Anche se le esportazioni aumentano, l’austerità fiscale raffredda la domanda interna, impedendo la crescita degli investimenti in capitale del settore privato.
Con i salari reali in costante calo, i consumi delle famiglie ristagnano.
A causa della bassa domanda interna, il Giappone diventa sempre più dipendente dalle esportazioni, creando un circolo vizioso.
Dove, esattamente, la politica fiscale ha sbagliato?
Ogni volta che le tasse sui consumi sono state aumentate nel 1997, 2014 e 2019, non solo i consumi delle famiglie sono stati compressi, ma anche l’entusiasmo delle imprese per nuove assunzioni, aumenti salariali e investimenti in capitale è stato attenuato.
Nel sistema di imposta sui consumi del Giappone, le aziende non possono dedurre gran parte dei salari dei dipendenti, dei bonus o dei costi di ammortamento dagli acquisti imponibili, il che le porta a fare affidamento su occupazione non regolare ed essere caute negli investimenti in capitale.
Nel frattempo, poiché tutte le vendite di esportazione vengono completamente rimborsate per l’imposta sui consumi, le aziende preferiscono le esportazioni alla domanda interna.

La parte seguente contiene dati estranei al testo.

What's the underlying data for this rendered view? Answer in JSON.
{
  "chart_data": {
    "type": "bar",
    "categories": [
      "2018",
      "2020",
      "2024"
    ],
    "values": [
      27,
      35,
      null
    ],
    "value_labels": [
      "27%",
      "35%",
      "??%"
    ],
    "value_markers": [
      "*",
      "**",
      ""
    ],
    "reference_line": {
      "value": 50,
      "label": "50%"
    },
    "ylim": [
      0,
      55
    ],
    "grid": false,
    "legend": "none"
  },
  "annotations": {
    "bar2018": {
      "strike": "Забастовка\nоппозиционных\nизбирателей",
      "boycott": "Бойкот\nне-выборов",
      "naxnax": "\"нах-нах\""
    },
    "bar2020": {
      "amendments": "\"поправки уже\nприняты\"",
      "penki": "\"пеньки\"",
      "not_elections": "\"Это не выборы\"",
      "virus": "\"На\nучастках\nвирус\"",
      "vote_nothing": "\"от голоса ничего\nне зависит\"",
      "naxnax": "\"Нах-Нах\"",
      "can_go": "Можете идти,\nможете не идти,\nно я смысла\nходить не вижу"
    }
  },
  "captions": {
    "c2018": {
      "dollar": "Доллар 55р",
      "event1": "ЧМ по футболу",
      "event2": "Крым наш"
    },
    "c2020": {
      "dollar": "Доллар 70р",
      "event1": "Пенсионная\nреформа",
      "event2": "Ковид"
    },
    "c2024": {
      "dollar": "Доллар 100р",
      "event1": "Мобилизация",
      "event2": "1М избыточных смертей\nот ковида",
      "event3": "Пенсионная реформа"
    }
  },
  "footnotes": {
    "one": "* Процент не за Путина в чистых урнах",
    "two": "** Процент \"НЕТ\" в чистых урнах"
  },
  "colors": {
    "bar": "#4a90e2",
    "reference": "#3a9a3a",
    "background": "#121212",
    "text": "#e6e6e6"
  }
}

Pertanto, gli aumenti della tassa sui consumi possono essere la causa principale della stagnazione economica giapponese, senza precedenti e di lunghissimo periodo.
Ora, il Giappone sta affrontando un colpo diretto dalle misure ad alta tariffa sotto l’amministrazione Trump.
Circa il 20% delle esportazioni giapponesi va negli Stati Uniti, rappresentando circa il 4% del PIL.
Anche una riduzione del 10% delle esportazioni verso gli Stati Uniti potrebbe spingere il Giappone, che attualmente ha una crescita reale prossima allo zero, in recessione.
Se venissero implementate tariffe elevate del 25% sulle auto giapponesi, sull’acciaio e su altre esportazioni, l’impatto sarebbe ancora maggiore.